User engagement, together with capacity building and training, is a way to reach a broader water community. Earth observations make significant contributions to improved decision-making, although their role varies with the time scale of the decisions involved. Information is needed to support day-to-day operational decisions on how to manage water flows and to support multi-decade plans for water infrastructure. Efforts are under way to map the decision process and to determine the contributions that Earth observations could provide, and user engagement provides important input for such studies. Also, applying Earth observations to improve their decisions and realizing the benefits of observations will increase users' confidence.
A way to obtain users’ (or consumers’) views is to establish a process that engages them in the cogeneration of new products and services through on-going dialogue regarding needs, opportunities, and product evaluation. Greater engagement with users will focus the efforts involved in the development of new services.

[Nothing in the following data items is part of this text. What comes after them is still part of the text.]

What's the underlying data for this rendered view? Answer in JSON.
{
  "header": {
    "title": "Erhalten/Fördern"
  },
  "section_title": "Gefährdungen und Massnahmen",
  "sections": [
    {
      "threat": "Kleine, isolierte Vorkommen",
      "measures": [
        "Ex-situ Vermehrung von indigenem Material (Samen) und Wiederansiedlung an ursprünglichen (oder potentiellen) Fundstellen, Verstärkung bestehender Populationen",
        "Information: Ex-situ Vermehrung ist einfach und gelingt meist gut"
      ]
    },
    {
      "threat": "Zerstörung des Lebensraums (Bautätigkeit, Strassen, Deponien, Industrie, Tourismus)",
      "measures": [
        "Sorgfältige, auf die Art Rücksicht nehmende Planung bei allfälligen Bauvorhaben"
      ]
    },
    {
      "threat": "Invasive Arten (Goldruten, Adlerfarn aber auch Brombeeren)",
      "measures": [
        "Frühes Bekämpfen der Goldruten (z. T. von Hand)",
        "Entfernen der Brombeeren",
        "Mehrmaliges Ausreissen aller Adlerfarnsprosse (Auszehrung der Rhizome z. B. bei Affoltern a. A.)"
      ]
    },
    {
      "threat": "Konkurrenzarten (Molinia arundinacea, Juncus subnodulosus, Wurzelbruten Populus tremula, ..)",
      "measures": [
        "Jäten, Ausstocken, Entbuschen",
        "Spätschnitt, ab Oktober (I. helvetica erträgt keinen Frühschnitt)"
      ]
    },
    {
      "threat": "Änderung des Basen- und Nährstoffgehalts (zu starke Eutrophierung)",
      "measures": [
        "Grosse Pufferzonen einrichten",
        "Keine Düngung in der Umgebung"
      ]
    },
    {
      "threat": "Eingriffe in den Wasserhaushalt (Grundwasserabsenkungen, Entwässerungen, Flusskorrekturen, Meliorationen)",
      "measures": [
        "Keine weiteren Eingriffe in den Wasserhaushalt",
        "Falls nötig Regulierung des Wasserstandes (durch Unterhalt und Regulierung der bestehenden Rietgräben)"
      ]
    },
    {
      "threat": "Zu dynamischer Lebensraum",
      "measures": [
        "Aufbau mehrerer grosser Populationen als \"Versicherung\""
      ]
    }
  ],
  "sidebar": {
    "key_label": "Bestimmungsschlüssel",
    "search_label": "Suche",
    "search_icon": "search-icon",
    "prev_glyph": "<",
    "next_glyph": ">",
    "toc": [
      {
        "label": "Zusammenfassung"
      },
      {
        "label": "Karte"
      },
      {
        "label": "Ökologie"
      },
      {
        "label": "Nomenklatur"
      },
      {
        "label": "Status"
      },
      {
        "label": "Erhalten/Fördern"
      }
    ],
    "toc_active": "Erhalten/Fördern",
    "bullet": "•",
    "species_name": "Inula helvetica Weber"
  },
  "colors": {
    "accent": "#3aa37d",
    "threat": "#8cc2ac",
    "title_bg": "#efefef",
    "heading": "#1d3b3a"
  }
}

Services will be based on specific societal requirements and will be able to be assessed against criteria such as (1) providing the largest benefits for the largest number of users, or (2), in the case of specific groups of users, satisfying specialized requirements and achieving the goals of the user group. The users would help assess the value of different proposed services. This approach could also be used to promote a strengthened interaction between providers (in both the private and public sectors) that deliver the product or service and the research and development groups that design and test the products and services.
Partnerships would be emphasized because users, service providers and researchers would play an important role in the delivery of the actual products and services and would form an umbrella under which different groups who may be “competing” at one level could come together to collaborate and advance their common interests. This structure would also accommodate private-public partnerships. User engagement and product assessment are central activities in Citclops and this website describes platforms that could be the basis for this type of development. Examples of user engagement in Citclops are Coastwatch Ireland and Catalonia campaigns and sea educational programs of El Far Consortium.
To facilitate the development of water information services, several principles will be followed, including the use of open business models within which value would be created by systematically collaborating with outside partners. A taxonomy for user types, which emphasizes the use of the data rather than the user’s particular job, will be provided by Citclops and could enable data providers to relate use to a specific data product or source. Within Citclops, the focus of activities is aimed at developing platforms for products and accessing key resources to populate the platforms. The platforms will provide a wide range of tools, including software, data and data product access, brokers for data discovery and networks, as well as access to experts with knowledge about potential applications. The public and private sectors are encouraged to exploit these platforms to develop personalized services in accordance with principles to be worked out by Citclops for public-private interactions. In these cases, the benefits from the co-production of knowledge would be shared by the producer, the developer and the platform operator.